Develop a participative and active democracy at community, national, regional and global level. The rule of the market and capital has to be replaced by the rule of the people’s voice. The Economy for Life can only flourish in a revitalized democracy of the Earth  community. Transparency, permanent process of consultation and decision-­‐making, mechanism of accountability and sanctions of authorities, election of representatives in an environment free of patronage politics and bombarding propaganda are essential to guide the Economy for Life. Citizens have to know how their food, goods and services are produced, where it comes from, and what it contains. In workplaces, communities, public services, government institutions, the participation and democratic control of society is key to achieve the best results for all. New technologies combined with traditional forms of consultations can give decision-­‐making power to the people. Local democracy needs to be complemented with global democracy. There has to be process of consultation at local, national and also international level for issues like climate change and others.
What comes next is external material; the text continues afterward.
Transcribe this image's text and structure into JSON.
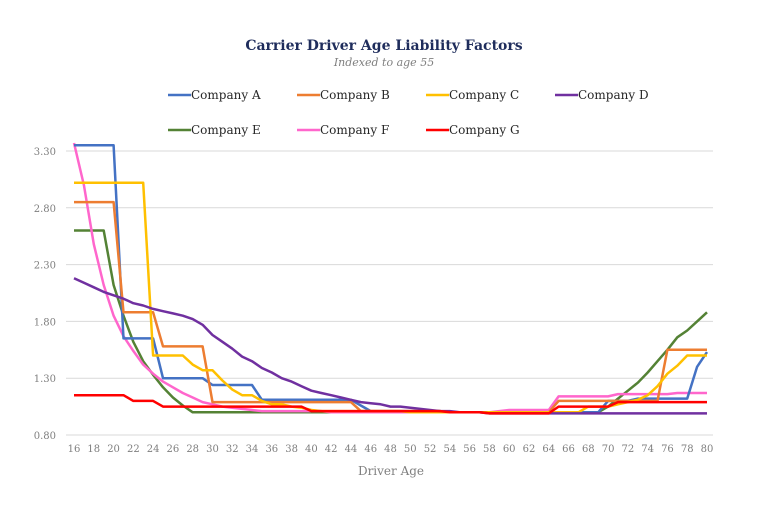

Fight and defeat all forms of imperialism, sub-­‐imperialism, corporate power, neocolonialism and military or non-­‐military impositions. The fate of all countries and regions are linked to the destiny of the rest of the countries and regions. Real democracy cannot be restricted to the limits of a nation. States have to be rebuilt.

Reduce military spending and dismantle the war industry and military infrastructure. The military complex is a key factor of the current capitalist economy. Wars are promoted to access natural resources, create demand for new weapons, grab public funds and develop a military presence to guarantee the interests of elites and TNCs. The global military and defense budget (an estimated $1.5 trillion dollars) is more than enough to address the needs of drinking water, food, and renewable energy of the whole world.

Promote a real process of regional integration based on the  people and not on trade of goods or capital. Nations have been created because of geopolitical interests without taking into account, in many cases, history, culture and the integrity of ecosystems. A real process of integration for the people will help to complement and manage our habitat  in  harmony  with nature. The final aim of integration is to remove barriers that divide people and to have a united humanity based on solidarity that cares for all.

 Dismantle the World Trade Organization (WTO), the World Bank (WB) and the International Monetary Fund (IMF). The domain and power that few governments and TNCs have in these organizations must be eradicated. New multilateral organizations to deal with the issues of finance, trade and credit have to be developed under a new multilateral scheme that looks for all aspects of our Earth community.

 Reinvent the United Nations (UN) with no Security Council and 5 permanent members with veto power. Those countries and regions that have been marginalized should have more presence and the rules should be asymmetric to benefit them and seek genuine equity between all. A new UN that is free of corporate influence and that combines representation from governments and from  the people is needed. All specialized multilateral bodies that deal with aspects of the economy and finance have to be  under  a  reinvented  UN  that  takes  care  of  the Earth community as a whole.


 As our Vision states, the Economy for Life is an economy where the fundamental needs of every being and  Mother Earth  are guaranteed  to promote the creativity, humanity and  happiness of life. Where solidarity, complementarity, diversity, peace and the well-­‐being of the Earth community as a whole have replaced the greed, ambition, competition, individualism, discrimination, violence and destruction of our Mother Earth generated by the logic of capital.

 We will achieve this vision by supporting each other’s struggles at local, national, regional, and international levels, across sectors, across issues, across borders. The solutions are in our hands, the hope is in our hearts, and the power is in our solidarity. We will change the balance of forces, reclaim our future, change the system and realize an  Economy  for  Life  for  Our  Earth Community.